Although OpenAI LLMs are not free, new open source models with similar functions to GPT models are increasingly emerging, such as Meta's LLaMA, or the models of the French artificial intelligence company Mistral AI, Ponce de León said.
But although these open source tools exist or have affordable costs, it must also be kept in mind that systems like Odin also require hosting costs for large amounts of data, the researcher added. However, Ponce de León believes that sooner or later news media will find it necessary to integrate some type of artificial intelligence into their processes.
“There are cloud costs to consider. Maybe that's where it becomes a little expensive, but I think media has to transition to this type of technology and in the process there are costs involved,” he said. “I would be very encouraged if media try to start thinking about how to integrate these types of technologies without the fear of thinking that they are very complex to add.”

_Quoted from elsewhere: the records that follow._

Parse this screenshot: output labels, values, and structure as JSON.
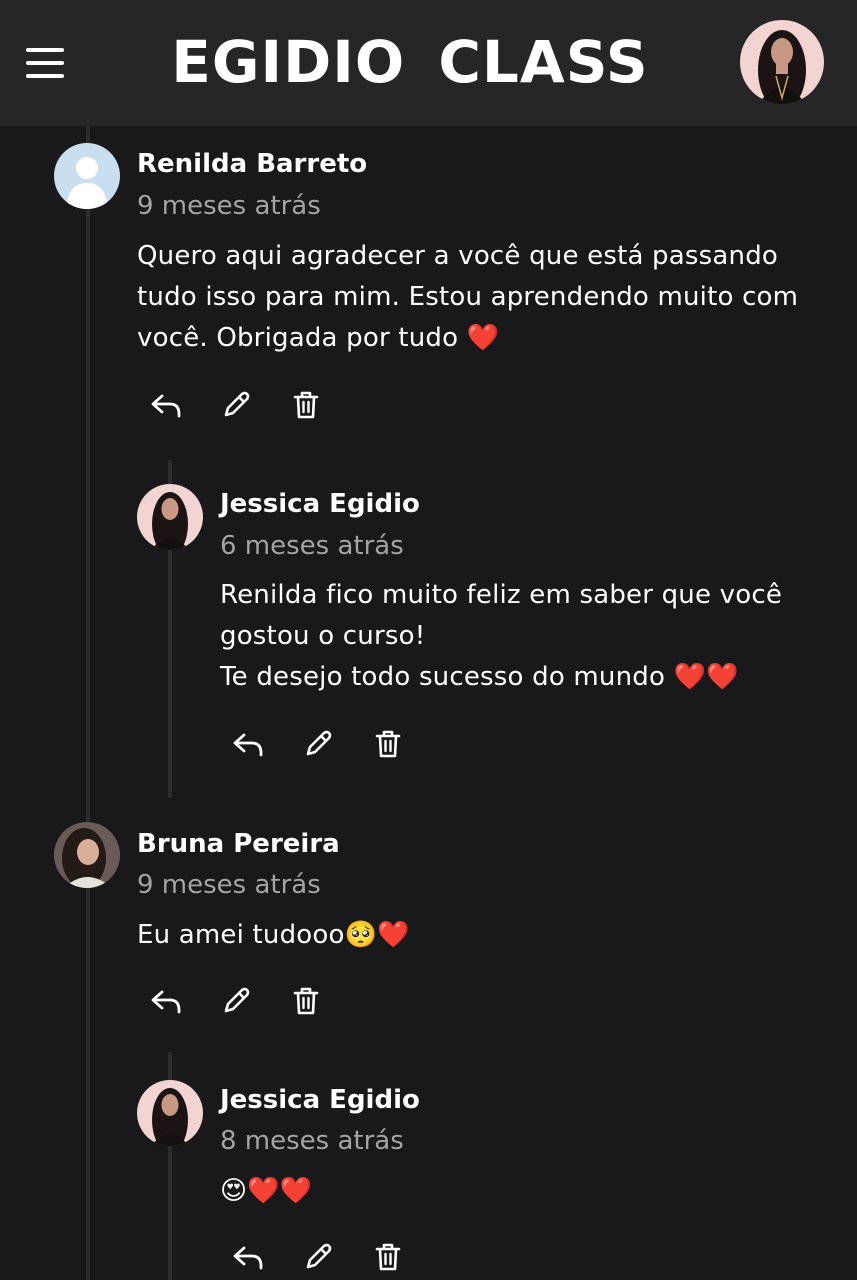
{
  "header": {
    "brand": "EGIDIO  CLASS",
    "menu_icon": "hamburger-menu-icon",
    "profile_avatar": "user-avatar"
  },
  "comments": [
    {
      "author": "Renilda Barreto",
      "time": "9 meses atrás",
      "body": "Quero aqui agradecer a você que está passando\ntudo isso para mim. Estou aprendendo muito com\nvocê. Obrigada por tudo ❤️",
      "avatar": "default-person-icon"
    },
    {
      "author": "Jessica Egidio",
      "time": "6 meses atrás",
      "body": "Renilda fico muito feliz em saber que você\ngostou o curso!\nTe desejo todo sucesso do mundo ❤️❤️",
      "avatar": "profile-photo"
    },
    {
      "author": "Bruna Pereira",
      "time": "9 meses atrás",
      "body": "Eu amei tudooo🥺❤️",
      "avatar": "profile-photo"
    },
    {
      "author": "Jessica Egidio",
      "time": "8 meses atrás",
      "body": "😍❤️❤️",
      "avatar": "profile-photo"
    }
  ],
  "actions": {
    "reply_icon": "reply-icon",
    "edit_icon": "pencil-icon",
    "delete_icon": "trash-icon"
  },
  "colors": {
    "background": "#19181b",
    "header": "#262628",
    "text": "#ffffff",
    "muted": "#a3a3a8",
    "thread_line": "#2d2c30"
  }
}
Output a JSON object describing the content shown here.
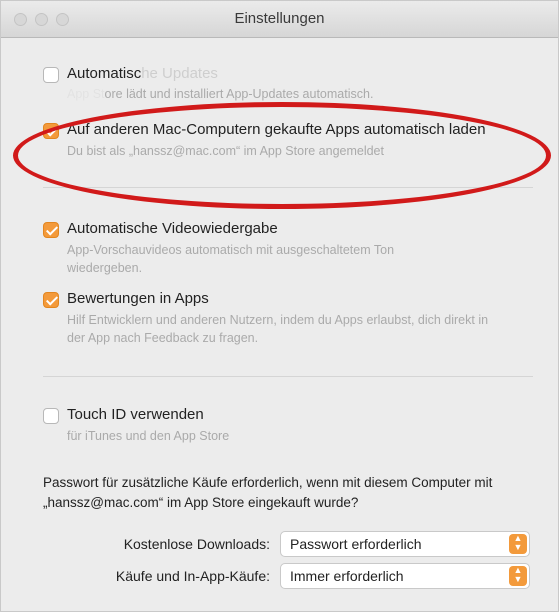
{
  "window": {
    "title": "Einstellungen"
  },
  "options": [
    {
      "label": "Automatische Updates",
      "visible_label": "Automati… Updates",
      "desc": "App Store lädt und installiert App-Updates automatisch.",
      "checked": false
    },
    {
      "label": "Auf anderen Mac-Computern gekaufte Apps automatisch laden",
      "desc": "Du bist als „hanssz@mac.com“ im App Store angemeldet",
      "checked": true
    },
    {
      "label": "Automatische Videowiedergabe",
      "desc": "App-Vorschauvideos automatisch mit ausgeschaltetem Ton wiedergeben.",
      "checked": true
    },
    {
      "label": "Bewertungen in Apps",
      "desc": "Hilf Entwicklern und anderen Nutzern, indem du Apps erlaubst, dich direkt in der App nach Feedback zu fragen.",
      "checked": true
    },
    {
      "label": "Touch ID verwenden",
      "desc": "für iTunes und den App Store",
      "checked": false
    }
  ],
  "password_note": "Passwort für zusätzliche Käufe erforderlich, wenn mit diesem Computer mit „hanssz@mac.com“ im App Store eingekauft wurde?",
  "free_downloads": {
    "label": "Kostenlose Downloads:",
    "value": "Passwort erforderlich"
  },
  "purchases": {
    "label": "Käufe und In-App-Käufe:",
    "value": "Immer erforderlich"
  },
  "annotation_color": "#d11a1a",
  "accent_color": "#f39a3b"
}
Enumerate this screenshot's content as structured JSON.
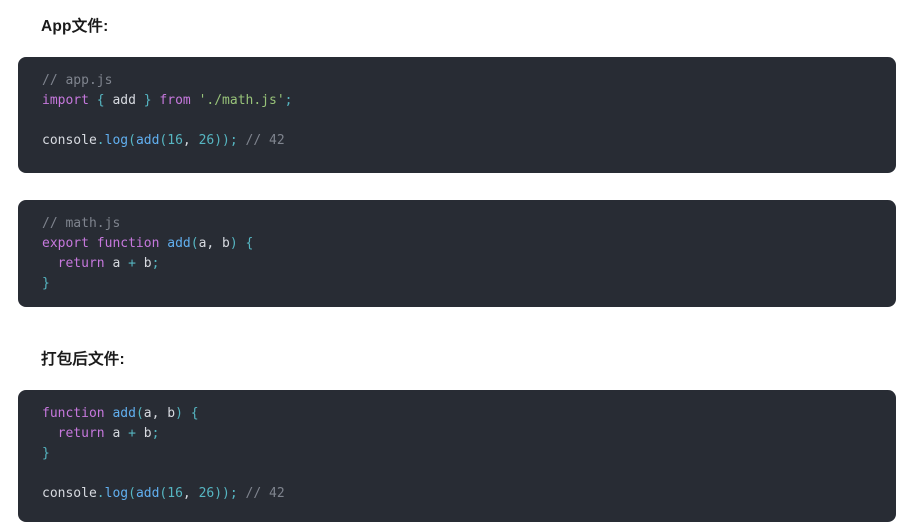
{
  "headings": {
    "app": "App文件:",
    "bundle": "打包后文件:"
  },
  "colors": {
    "page_background": "#ffffff",
    "code_background": "#282c34",
    "heading_text": "#1a1a1a",
    "comment": "#7f848e",
    "keyword": "#c678dd",
    "string": "#98c379",
    "function": "#61afef",
    "number": "#56b6c2",
    "punctuation": "#56b6c2",
    "plain_text": "#d7dae0"
  },
  "code_blocks": [
    {
      "id": "app",
      "language": "javascript",
      "lines": [
        {
          "tokens": [
            {
              "text": "// app.js",
              "type": "comment"
            }
          ]
        },
        {
          "tokens": [
            {
              "text": "import",
              "type": "keyword"
            },
            {
              "text": " ",
              "type": "plain"
            },
            {
              "text": "{",
              "type": "punct"
            },
            {
              "text": " ",
              "type": "plain"
            },
            {
              "text": "add",
              "type": "plain"
            },
            {
              "text": " ",
              "type": "plain"
            },
            {
              "text": "}",
              "type": "punct"
            },
            {
              "text": " ",
              "type": "plain"
            },
            {
              "text": "from",
              "type": "keyword"
            },
            {
              "text": " ",
              "type": "plain"
            },
            {
              "text": "'./math.js'",
              "type": "string"
            },
            {
              "text": ";",
              "type": "punct"
            }
          ]
        },
        {
          "tokens": [
            {
              "text": "",
              "type": "plain"
            }
          ]
        },
        {
          "tokens": [
            {
              "text": "console",
              "type": "plain"
            },
            {
              "text": ".",
              "type": "punct"
            },
            {
              "text": "log",
              "type": "prop"
            },
            {
              "text": "(",
              "type": "punct"
            },
            {
              "text": "add",
              "type": "func"
            },
            {
              "text": "(",
              "type": "punct"
            },
            {
              "text": "16",
              "type": "number"
            },
            {
              "text": ", ",
              "type": "plain"
            },
            {
              "text": "26",
              "type": "number"
            },
            {
              "text": "));",
              "type": "punct"
            },
            {
              "text": " ",
              "type": "plain"
            },
            {
              "text": "// 42",
              "type": "comment"
            }
          ]
        }
      ]
    },
    {
      "id": "math",
      "language": "javascript",
      "lines": [
        {
          "tokens": [
            {
              "text": "// math.js",
              "type": "comment"
            }
          ]
        },
        {
          "tokens": [
            {
              "text": "export",
              "type": "keyword"
            },
            {
              "text": " ",
              "type": "plain"
            },
            {
              "text": "function",
              "type": "keyword"
            },
            {
              "text": " ",
              "type": "plain"
            },
            {
              "text": "add",
              "type": "func"
            },
            {
              "text": "(",
              "type": "punct"
            },
            {
              "text": "a",
              "type": "plain"
            },
            {
              "text": ", ",
              "type": "plain"
            },
            {
              "text": "b",
              "type": "plain"
            },
            {
              "text": ")",
              "type": "punct"
            },
            {
              "text": " ",
              "type": "plain"
            },
            {
              "text": "{",
              "type": "punct"
            }
          ]
        },
        {
          "tokens": [
            {
              "text": "  ",
              "type": "plain"
            },
            {
              "text": "return",
              "type": "keyword"
            },
            {
              "text": " ",
              "type": "plain"
            },
            {
              "text": "a",
              "type": "plain"
            },
            {
              "text": " ",
              "type": "plain"
            },
            {
              "text": "+",
              "type": "punct"
            },
            {
              "text": " ",
              "type": "plain"
            },
            {
              "text": "b",
              "type": "plain"
            },
            {
              "text": ";",
              "type": "punct"
            }
          ]
        },
        {
          "tokens": [
            {
              "text": "}",
              "type": "punct"
            }
          ]
        }
      ]
    },
    {
      "id": "bundle",
      "language": "javascript",
      "lines": [
        {
          "tokens": [
            {
              "text": "function",
              "type": "keyword"
            },
            {
              "text": " ",
              "type": "plain"
            },
            {
              "text": "add",
              "type": "func"
            },
            {
              "text": "(",
              "type": "punct"
            },
            {
              "text": "a",
              "type": "plain"
            },
            {
              "text": ", ",
              "type": "plain"
            },
            {
              "text": "b",
              "type": "plain"
            },
            {
              "text": ")",
              "type": "punct"
            },
            {
              "text": " ",
              "type": "plain"
            },
            {
              "text": "{",
              "type": "punct"
            }
          ]
        },
        {
          "tokens": [
            {
              "text": "  ",
              "type": "plain"
            },
            {
              "text": "return",
              "type": "keyword"
            },
            {
              "text": " ",
              "type": "plain"
            },
            {
              "text": "a",
              "type": "plain"
            },
            {
              "text": " ",
              "type": "plain"
            },
            {
              "text": "+",
              "type": "punct"
            },
            {
              "text": " ",
              "type": "plain"
            },
            {
              "text": "b",
              "type": "plain"
            },
            {
              "text": ";",
              "type": "punct"
            }
          ]
        },
        {
          "tokens": [
            {
              "text": "}",
              "type": "punct"
            }
          ]
        },
        {
          "tokens": [
            {
              "text": "",
              "type": "plain"
            }
          ]
        },
        {
          "tokens": [
            {
              "text": "console",
              "type": "plain"
            },
            {
              "text": ".",
              "type": "punct"
            },
            {
              "text": "log",
              "type": "prop"
            },
            {
              "text": "(",
              "type": "punct"
            },
            {
              "text": "add",
              "type": "func"
            },
            {
              "text": "(",
              "type": "punct"
            },
            {
              "text": "16",
              "type": "number"
            },
            {
              "text": ", ",
              "type": "plain"
            },
            {
              "text": "26",
              "type": "number"
            },
            {
              "text": "));",
              "type": "punct"
            },
            {
              "text": " ",
              "type": "plain"
            },
            {
              "text": "// 42",
              "type": "comment"
            }
          ]
        }
      ]
    }
  ]
}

Cuestión Pública already plans to increase its commitment to Odin to, in a next stage, increase the capabilities of the tool and look for ways to monetize it. For now, the media outlet is working on finding a way to link Odin with the monitoring of trends on social networks so that the generation of contextualized content on current events occurs in an automated manner.
Although she does not rule out using the tool to generate content in other formats, Báez said that what Cuestión Pública seeks with Odin is not to publish content every day, but to make the most of investigative journalism and bring the information to other audiences, beyond regular readers who read long-form reports.
“A media outlet like Cuestión Pública is not interested in creating articles to fill pages, rather I prefer to convert my findings, which are so profound, to democratize the information so that it can reach less sophisticated audiences that can be understood more by the base. That is where we are evolving,” she said.